Monday, December 14, 2009

Light in August, Ch. 7-8

1. volition (page 177): the power of choosing or determining, will.

2. The story is now three years after McEachern adopted Joe, and he is very angry with Joe because he has not memorized his catechism. He whips Joe many times before he eventually passes out. Joe wakes up with Mr. McEachern at his bedside who forces him to kneel, and pray for forgiveness before he leaves for a church service. During this service Mrs. McEachern brings Christmas a plate of food, but he threw it on the ground. Only several hours later does he decide to eat it off of the ground. A few years later, Joe and a few other boys convince a woman to go to the shed to have sex with them, but instead of having sex with her, Joe beats her. Joe then realizes that he is going to be punished for not getting his daily chores done. A couple of years after that, Joe sells his calf and buys a suit with the money. Mr. McEachern finds the suit hidden, and Joe lies about what happened to his calf. Mr. McEachern punches Joe in the face and Mrs. McEachern in an attempt to help Joe says that she bought him the suit with her butter money. Mr. McEachern knows she is lying and forces her to ask for forgiveness. Joe then sneaks out of his house and waits for a woman to come pick him up, he then remembers the first time he met her when Mr. McEachern brought him to town. He takes Joe to a shady restaurant in an alley, and then after eating he tells him that he is never to go there again. However, on the next trip he goes there and orders food. He discovers he does not have enough money to pay for his food and the waitress pays for him. He learns that the woman's name is Bobbie and they continue to see each other until he learns that she is a prostitute. Meanwhile, he has been stealing money from Mrs. McEachern and she has figured it out.

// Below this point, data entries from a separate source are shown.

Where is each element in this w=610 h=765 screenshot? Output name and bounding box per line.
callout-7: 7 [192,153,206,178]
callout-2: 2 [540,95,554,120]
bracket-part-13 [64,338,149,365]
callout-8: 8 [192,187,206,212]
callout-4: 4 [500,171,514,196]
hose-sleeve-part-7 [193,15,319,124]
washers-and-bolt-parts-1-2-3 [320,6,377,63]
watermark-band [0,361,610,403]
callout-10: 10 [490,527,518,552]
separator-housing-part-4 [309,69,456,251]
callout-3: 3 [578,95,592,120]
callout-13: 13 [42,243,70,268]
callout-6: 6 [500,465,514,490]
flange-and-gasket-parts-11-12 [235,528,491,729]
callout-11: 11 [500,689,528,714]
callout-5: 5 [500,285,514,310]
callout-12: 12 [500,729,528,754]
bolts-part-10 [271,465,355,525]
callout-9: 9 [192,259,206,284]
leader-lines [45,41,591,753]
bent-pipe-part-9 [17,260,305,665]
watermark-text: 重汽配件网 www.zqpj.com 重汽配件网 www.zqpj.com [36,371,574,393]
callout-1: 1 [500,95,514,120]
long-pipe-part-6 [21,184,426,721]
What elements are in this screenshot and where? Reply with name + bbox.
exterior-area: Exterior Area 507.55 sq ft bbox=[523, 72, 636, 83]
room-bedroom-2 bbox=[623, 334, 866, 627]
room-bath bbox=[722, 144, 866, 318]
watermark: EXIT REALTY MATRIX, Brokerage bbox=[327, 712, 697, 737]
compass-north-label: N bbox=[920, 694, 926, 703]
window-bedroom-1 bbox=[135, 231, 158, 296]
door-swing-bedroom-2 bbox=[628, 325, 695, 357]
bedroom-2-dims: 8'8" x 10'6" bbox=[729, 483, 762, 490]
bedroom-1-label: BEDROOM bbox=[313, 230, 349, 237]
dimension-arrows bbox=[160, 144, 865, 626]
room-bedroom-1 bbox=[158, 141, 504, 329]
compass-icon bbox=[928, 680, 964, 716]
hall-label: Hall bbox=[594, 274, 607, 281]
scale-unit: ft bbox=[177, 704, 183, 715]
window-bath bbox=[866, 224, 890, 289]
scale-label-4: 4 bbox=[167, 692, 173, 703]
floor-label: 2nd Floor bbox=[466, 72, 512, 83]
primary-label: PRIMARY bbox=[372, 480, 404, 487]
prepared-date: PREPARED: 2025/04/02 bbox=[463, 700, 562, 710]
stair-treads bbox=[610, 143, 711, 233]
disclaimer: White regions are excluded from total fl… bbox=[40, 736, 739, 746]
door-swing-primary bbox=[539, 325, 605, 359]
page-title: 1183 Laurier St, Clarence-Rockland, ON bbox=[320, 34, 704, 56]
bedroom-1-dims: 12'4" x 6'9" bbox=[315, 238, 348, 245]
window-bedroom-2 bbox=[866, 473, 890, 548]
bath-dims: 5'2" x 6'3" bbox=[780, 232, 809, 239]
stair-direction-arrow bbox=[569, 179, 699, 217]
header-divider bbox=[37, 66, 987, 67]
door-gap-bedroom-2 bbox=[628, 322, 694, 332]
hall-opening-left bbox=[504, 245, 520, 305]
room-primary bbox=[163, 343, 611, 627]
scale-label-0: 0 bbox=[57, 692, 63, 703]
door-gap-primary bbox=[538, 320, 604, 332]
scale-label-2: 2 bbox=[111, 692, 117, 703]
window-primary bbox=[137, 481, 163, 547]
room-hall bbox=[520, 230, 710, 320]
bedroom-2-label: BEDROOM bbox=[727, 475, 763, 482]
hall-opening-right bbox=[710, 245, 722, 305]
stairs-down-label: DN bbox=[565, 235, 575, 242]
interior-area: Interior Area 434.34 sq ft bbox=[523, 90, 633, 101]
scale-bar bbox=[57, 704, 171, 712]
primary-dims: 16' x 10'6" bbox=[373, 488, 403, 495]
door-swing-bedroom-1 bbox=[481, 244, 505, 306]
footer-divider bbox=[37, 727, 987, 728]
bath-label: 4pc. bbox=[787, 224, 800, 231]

3. Faulkner is providing memories from Joe Christmas' past to explain why he does some of the things that he does. Joe's memory haunts him because it is full of shame, abuse and anger. He was not used to any act of kindness being done for him, which is why when Mrs. McEachern brings him food, he tosses it to the ground. He loathed Mrs. McEachern, even though she was only trying to help. On page 168 it says, " It was the woman who, with a woman's affinity and instinct for secrecy, for casting a faint taint of evil about the most trivial and innocent actions... It was the woman: that soft kindness which he believed himself doomed to be forever victim of and which he hated worse than he did the hard and ruthless justice of men." Joe Christmas cannot break free from his memories and ideas that everybody, especially women, were out to hurt him. This leads to his anger which cannot be tamed, that could possibly get him into trouble in the future.

4. a) If Mr. McEachern is such a religious man, then why does he resort to violence whenever Joe commits an even minor wrongdoing?

b) If the money from the calf was Joe's then why did Mr. McEachern punch him for spending it how he pleased?

c) Joe believes that Mrs. McEachern is doing every act of kindness out of pure evil, and that it is with the intent to make him cry. Does Faulkner believe that women are not as innocent as we think, and they have other motives for doing what they do?